The TricValve (P+F Products + Features GmbH), which was also used in our case, is a dedicated self-expandable CAVI device with 2 nonidentical tissue valves on a nitinol belly-shaped stent positioned in the SVC and IVC., The TRICUS STUDY EURO (Safety and Efficacy of the TricValve® Transcatheter Bicaval Valves System in the Superior and Inferior Vena Cava in Patients With Severe Tricuspid Regurgitation; NCT04141137), which aims to investigate safety and performance in a single-arm experimental study, is ongoing.

Follow-up

After a prolonged intensive care treatment due to pneumonic sepsis with respiratory insufficiency, our patient was transferred to a heart failure rehabilitation center. Last echocardiographic assessment yielded an adequate caval valve function with no signs of regurgitation, while right ventricular function remained unchanged (tricuspid annular plane excursion: 16 mm).

Conclusions

Patients who experience SLDA in the course of TEER are often left untreated because of technical and/or anatomical limitations. CAVI seems to be a feasible bail-out option in patients experiencing recurrent TR with progressing symptoms and at a high surgical risk.
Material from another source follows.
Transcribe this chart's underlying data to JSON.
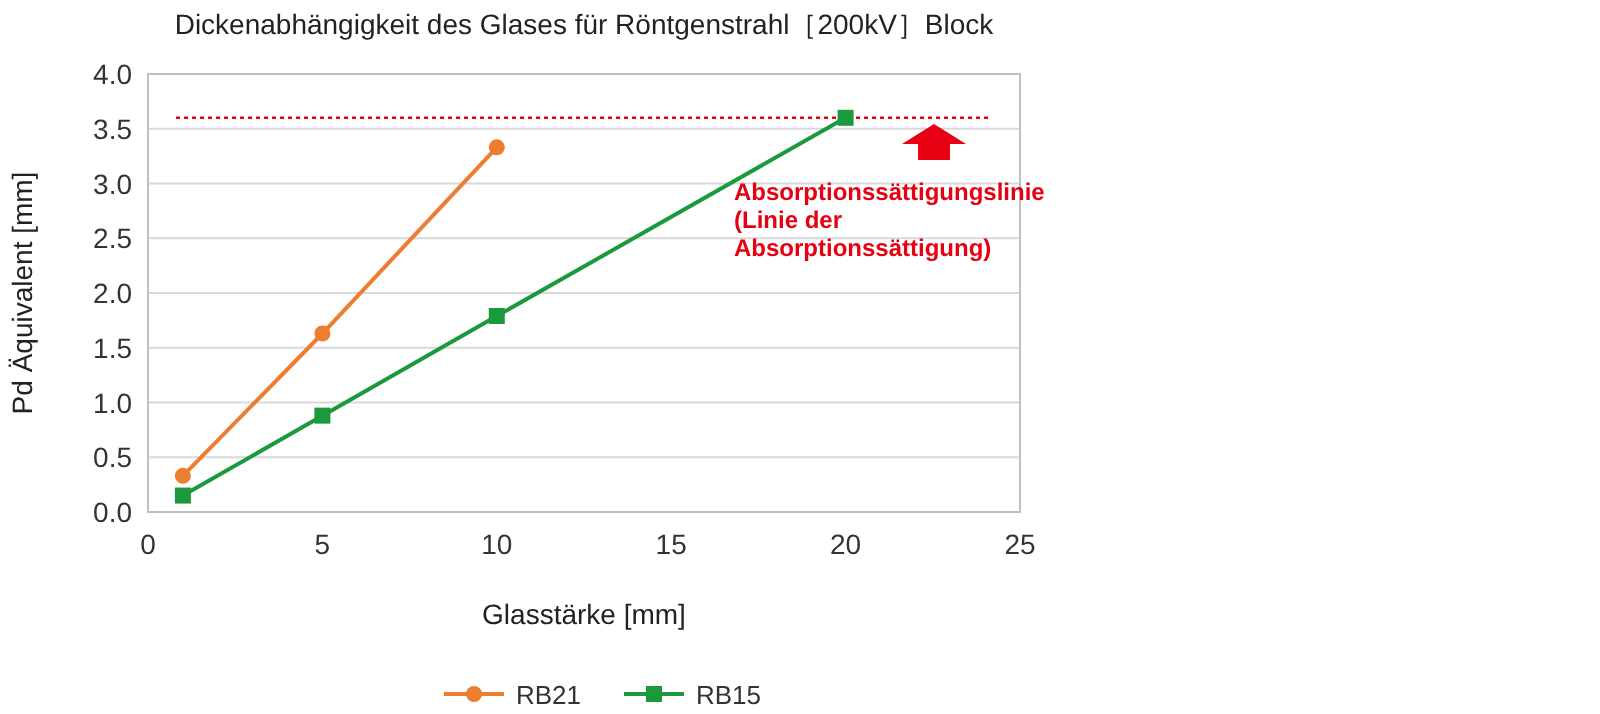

Funding Support and Author Disclosures

This retrospective report was approved by the Ethics Committee of Charité–Universitätsmedizin Berlin (EA4/013/21). Dr Barbieri has received grant support from Abbott Laboratories and Boston Scientific; and consulting fees from Boston Scientific. Dr Landmesser has received personal fees from Abbott Laboratories, Biotronik, and Boston Scientific. All other authors have reported that they have no relationships relevant to the contents of this paper to disclose.